# vintage rod



## Caleb 850 (Mar 23, 2016)

I bought a old rod today at a yardsale and some of the wrapping is coming off I'm guessing because of the age. Ive heard that people can rewrap them because I don't have a wrapping machine. If you could do this , or know someone who can do this please let me know, thanks. 

Here are some pics.


----------



## BananaTom (Feb 16, 2008)

More handle pics please.

It might pay off.


----------



## Caleb 850 (Mar 23, 2016)

Here' a few more pics


----------



## Caleb 850 (Mar 23, 2016)

anyone?


----------



## MrFish (Aug 21, 2009)

What are you looking for? New guides? Rewrap the old ones?
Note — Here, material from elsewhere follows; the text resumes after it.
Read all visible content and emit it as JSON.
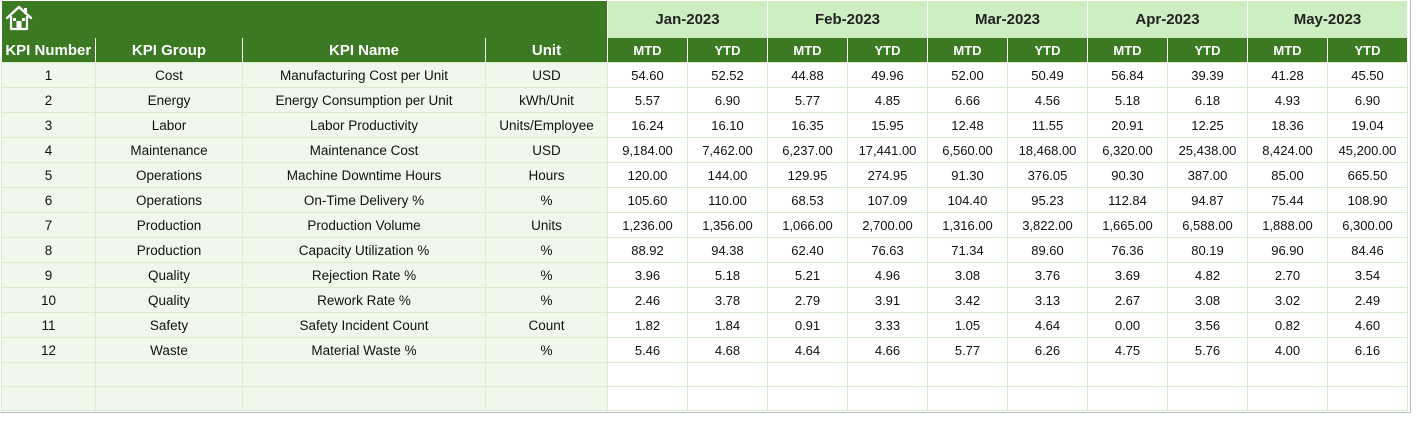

Are you going to use it or just want it restored?


----------



## Caleb 850 (Mar 23, 2016)

i would like to rewrap the old ones


----------



## MrFish (Aug 21, 2009)

Basic wrap or decorative?


----------



## Caleb 850 (Mar 23, 2016)

doesn't matter to me


----------



## Caleb 850 (Mar 23, 2016)

it all really depends on the price point


----------



## aqua-holic (Jan 23, 2010)

Where are you located - travel could be a large part of the cost in getting it done.


----------



## Caleb 850 (Mar 23, 2016)

pcola


----------



## Mullet Killer (Dec 25, 2012)

I'm in pcola give me a pm and I can get it done for you at a reasonable price.


----------